Gilli Danda is a game that has originated from the Indian subcontinent and is played using two sticks: a long and the other short. Apart from rural areas and small towns across South Asia, it also features in nations like Cambodia, South Africa, Turkey, Italy Poland, and in some Caribbean islands like Cuba. The large stick is called the danda, while the smaller oval-shaped stick is the gilli. The origins may go back as far as 2500 years ago. It also shows strong similarities with ball games like baseball and cricket. The purpose of the game is to hit the smaller stick using the larger one. The game of gilli danda has specific rules, which also includes the way the sticks are prepared. What makes the sport so interesting, is the number of participants in each game. It starts with four players, but the total can be up to a hundred, provided the number is always even. There are several variations of the game with up to 15 nations playing their own style of the amateur sport.
To start a game, the gilli is first balanced on a small stone placed within a circle so that one end is in the air and the other touches the ground.
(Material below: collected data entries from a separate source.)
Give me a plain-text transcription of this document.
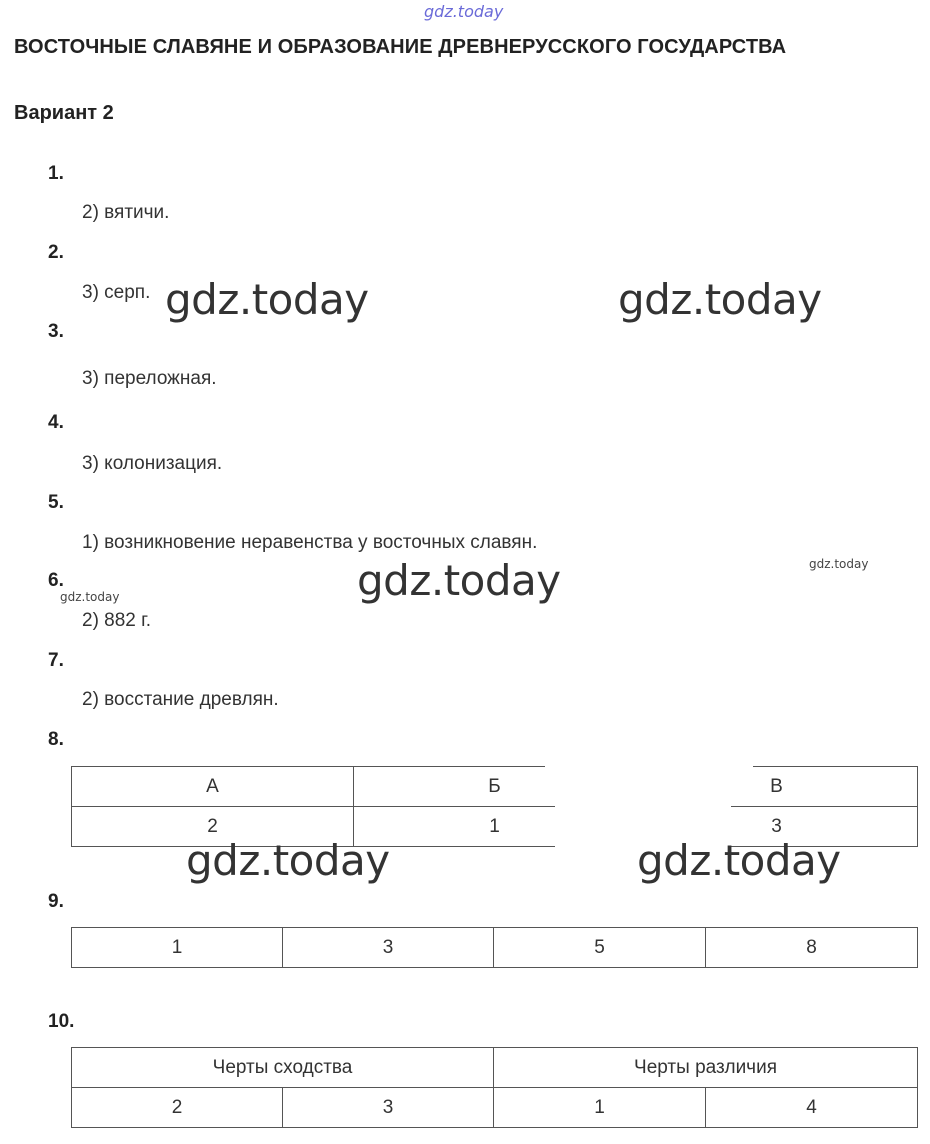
gdz.today
ВОСТОЧНЫЕ СЛАВЯНЕ И ОБРАЗОВАНИЕ ДРЕВНЕРУССКОГО ГОСУДАРСТВА
Вариант 2
1.
2) вятичи.
2.
3) серп.
3.
3) переложная.
4.
3) колонизация.
5.
1) возникновение неравенства у восточных славян.
6.
2) 882 г.
7.
2) восстание древлян.
8.
А	Б	В
2	1	3
9.
1	3	5	8
10.
Черты сходства		Черты различия	
2	3	1	4
gdz.today	gdz.today
gdz.today	gdz.today
gdz.today
gdz.today	gdz.today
The striker also stands within the circle and using the danda, hits the raised end of the gilli flipping it into the air. The airborne gilli is then stuck again with the danda, and the purpose is to hit it as far as possible. The striker must then run to a pre-agreed point outside of the circle before an opponent retrieves the gilli. Should the fielder manage to catch the gilli, then the striker is out. In addition, the striker can also be out if the fielder, standing closest to where the gilli lands, throws and manages to hit the danda. The danda must be placed on top of the circle. This is very similar to a run-out in cricket. Should the attempted throw miss the target, the striker gets a point and another chance to strike the gilli again. Should the striker fail to hit the gilli, then he or she is out. This is very similar to a strikeout in baseball. The team or individual with the most points win the game.
The Gilli Danda International Federation is the highest recognised authority for the amateur sport. Despite the other variations going by different names based on the nation it is played in, the federation carries the vision to maintain the heritage of a traditional sport of India. Currently there are twelve members with representation in Asia, Europe, Africa and South America. The goal is to continue to create awareness worldwide and to grow the sport.